Abstract

INTRODUCTION Twenty years ago, standard clinical practice regarding the treatment of infants with intersex conditions and differences of sex development reached a critical turning point, particularly on the question of what gender to assign the affected children and whether their gender assignments should be reinforced with surgical interventions. Prior to this period, prominent clinicians tended to minimise as anomalous the statements of aggrieved adults whose bodies had been surgically modified in childhood and who suffered physical pain, genital dysfunction, loss of fertility, and sexual sensitivity, as well as those who considered the interventions a violation of their identity and personal integrity. By 1997, however, case studies had been published confirming rejections of gender assignments by older minors and adults who had been subjected to medical gender-conforming procedures in childhood. These disclosures led to the first reform guidelines proposing that while a social gender assignment for infants could be expected to continue, clinical practice should be more open to recognition of diverse gender identities and resistant to surgical interventions designed to reinforce an assigned gender. On the whole, however, clinical practitioners did not appear to embrace these guidelines.

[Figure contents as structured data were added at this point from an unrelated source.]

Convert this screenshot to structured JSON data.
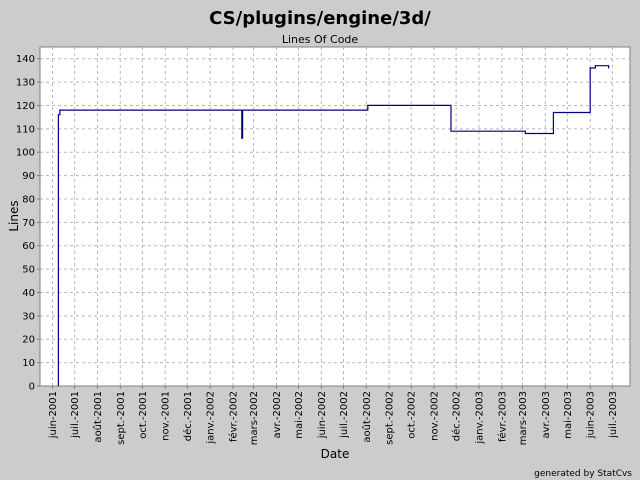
{
  "chart_data": {
    "type": "line",
    "title": "CS/plugins/engine/3d/",
    "subtitle": "Lines Of Code",
    "xlabel": "Date",
    "ylabel": "Lines",
    "ylim": [
      0,
      145
    ],
    "yticks": [
      0,
      10,
      20,
      30,
      40,
      50,
      60,
      70,
      80,
      90,
      100,
      110,
      120,
      130,
      140
    ],
    "xlim": [
      "2001-05-15",
      "2003-07-25"
    ],
    "xticks": [
      {
        "date": "2001-06-01",
        "label": "juin-2001"
      },
      {
        "date": "2001-07-01",
        "label": "juil.-2001"
      },
      {
        "date": "2001-08-01",
        "label": "août-2001"
      },
      {
        "date": "2001-09-01",
        "label": "sept.-2001"
      },
      {
        "date": "2001-10-01",
        "label": "oct.-2001"
      },
      {
        "date": "2001-11-01",
        "label": "nov.-2001"
      },
      {
        "date": "2001-12-01",
        "label": "déc.-2001"
      },
      {
        "date": "2002-01-01",
        "label": "janv.-2002"
      },
      {
        "date": "2002-02-01",
        "label": "févr.-2002"
      },
      {
        "date": "2002-03-01",
        "label": "mars-2002"
      },
      {
        "date": "2002-04-01",
        "label": "avr.-2002"
      },
      {
        "date": "2002-05-01",
        "label": "mai-2002"
      },
      {
        "date": "2002-06-01",
        "label": "juin-2002"
      },
      {
        "date": "2002-07-01",
        "label": "juil.-2002"
      },
      {
        "date": "2002-08-01",
        "label": "août-2002"
      },
      {
        "date": "2002-09-01",
        "label": "sept.-2002"
      },
      {
        "date": "2002-10-01",
        "label": "oct.-2002"
      },
      {
        "date": "2002-11-01",
        "label": "nov.-2002"
      },
      {
        "date": "2002-12-01",
        "label": "déc.-2002"
      },
      {
        "date": "2003-01-01",
        "label": "janv.-2003"
      },
      {
        "date": "2003-02-01",
        "label": "févr.-2003"
      },
      {
        "date": "2003-03-01",
        "label": "mars-2003"
      },
      {
        "date": "2003-04-01",
        "label": "avr.-2003"
      },
      {
        "date": "2003-05-01",
        "label": "mai-2003"
      },
      {
        "date": "2003-06-01",
        "label": "juin-2003"
      },
      {
        "date": "2003-07-01",
        "label": "juil.-2003"
      }
    ],
    "grid": true,
    "line_color": "#000080",
    "step": true,
    "series": [
      {
        "points": [
          {
            "x": "2001-06-08",
            "y": 0
          },
          {
            "x": "2001-06-09",
            "y": 116
          },
          {
            "x": "2001-06-11",
            "y": 118
          },
          {
            "x": "2002-02-13",
            "y": 106
          },
          {
            "x": "2002-02-14",
            "y": 118
          },
          {
            "x": "2002-08-03",
            "y": 120
          },
          {
            "x": "2002-11-24",
            "y": 109
          },
          {
            "x": "2003-03-05",
            "y": 108
          },
          {
            "x": "2003-04-12",
            "y": 117
          },
          {
            "x": "2003-06-01",
            "y": 136
          },
          {
            "x": "2003-06-08",
            "y": 137
          },
          {
            "x": "2003-06-26",
            "y": 136
          }
        ]
      }
    ]
  },
  "footer": "generated by StatCvs",
  "colors": {
    "background": "#cccccc",
    "plot_background": "#ffffff",
    "grid": "#b8b8b8"
  }
}
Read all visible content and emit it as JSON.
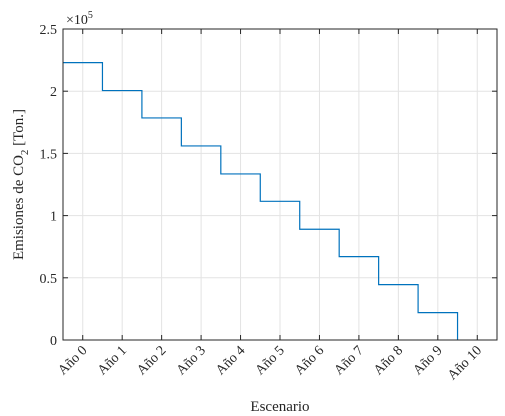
{
  "chart_data": {
    "type": "line",
    "step": true,
    "categories": [
      "Año 0",
      "Año 1",
      "Año 2",
      "Año 3",
      "Año 4",
      "Año 5",
      "Año 6",
      "Año 7",
      "Año 8",
      "Año 9",
      "Año 10"
    ],
    "x": [
      0,
      1,
      2,
      3,
      4,
      5,
      6,
      7,
      8,
      9,
      10
    ],
    "series": [
      {
        "values": [
          2.23,
          2.005,
          1.785,
          1.56,
          1.335,
          1.115,
          0.89,
          0.67,
          0.445,
          0.22,
          0.0
        ],
        "color": "#0072BD"
      }
    ],
    "xlim": [
      -0.5,
      10.5
    ],
    "ylim": [
      0,
      2.5
    ],
    "y_ticks": [
      0,
      0.5,
      1,
      1.5,
      2,
      2.5
    ],
    "y_tick_labels": [
      "0",
      "0.5",
      "1",
      "1.5",
      "2",
      "2.5"
    ],
    "y_exponent": {
      "base": "×10",
      "power": "5"
    },
    "xlabel": "Escenario",
    "ylabel": {
      "main": "Emisiones de CO",
      "sub": "2",
      "unit": " [Ton.]"
    },
    "grid": true,
    "box": true
  }
}
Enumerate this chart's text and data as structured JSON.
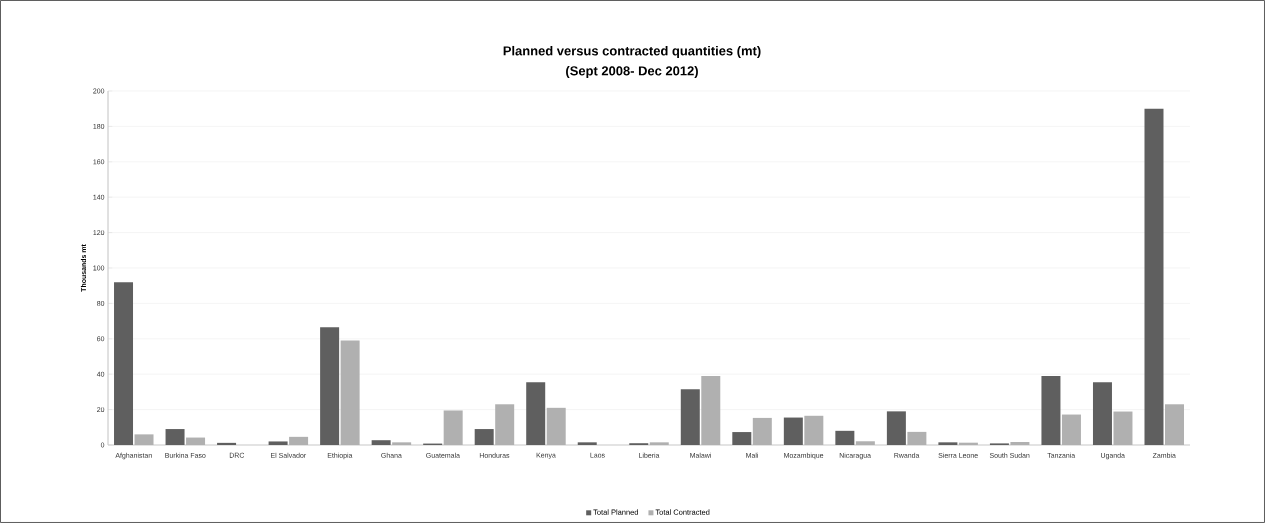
{
  "chart_data": {
    "type": "bar",
    "title": "Planned versus contracted quantities (mt)",
    "subtitle": "(Sept 2008- Dec 2012)",
    "ylabel": "Thousands mt",
    "categories": [
      "Afghanistan",
      "Burkina Faso",
      "DRC",
      "El Salvador",
      "Ethiopia",
      "Ghana",
      "Guatemala",
      "Honduras",
      "Kenya",
      "Laos",
      "Liberia",
      "Malawi",
      "Mali",
      "Mozambique",
      "Nicaragua",
      "Rwanda",
      "Sierra Leone",
      "South Sudan",
      "Tanzania",
      "Uganda",
      "Zambia"
    ],
    "series": [
      {
        "name": "Total Planned",
        "color": "#5f5f5f",
        "values": [
          92,
          9,
          1.2,
          2,
          66.5,
          2.7,
          0.8,
          9,
          35.5,
          1.5,
          1,
          31.5,
          7.3,
          15.5,
          8,
          19,
          1.5,
          0.9,
          39,
          35.5,
          190
        ]
      },
      {
        "name": "Total Contracted",
        "color": "#b0b0b0",
        "values": [
          6,
          4.2,
          0,
          4.6,
          59,
          1.5,
          19.5,
          23,
          21,
          0,
          1.5,
          39,
          15.3,
          16.5,
          2.1,
          7.4,
          1.3,
          1.7,
          17.2,
          18.9,
          23
        ]
      }
    ],
    "ylim": [
      0,
      200
    ],
    "yticks": [
      0,
      20,
      40,
      60,
      80,
      100,
      120,
      140,
      160,
      180,
      200
    ],
    "grid": "y",
    "legend": "bottom"
  }
}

Rather, while the calls for practice changes were expected to ‘accelerate the re-examination of the clinical care of the intersex patient’, they instead marked the start of a period of a ‘crisis in clinical management’, one in which many clinicians found it difficult to change their practices without scientific evidence conclusively proving that all gender-conforming medical interventions are too risk-laden or unnecessary to support gender assignment on infants and young children. Concerned about the quality of evidence supporting clinical practice, a group of prominent expert-clinicians organised several invitational gatherings of their colleagues to review gender-assignment practices and the medical interventions used to reinforce them. The first of these gatherings took place in Chicago in 2005 and was dubbed the Chicago Consensus, which led to the publication of a Consensus Statement the following year. This Consensus Statement recommended caution for a limited number of interventions but acknowledged that the lack of long-term outcome data was a ‘major shortfall’ of clinical practice, including gender assignment in infancy.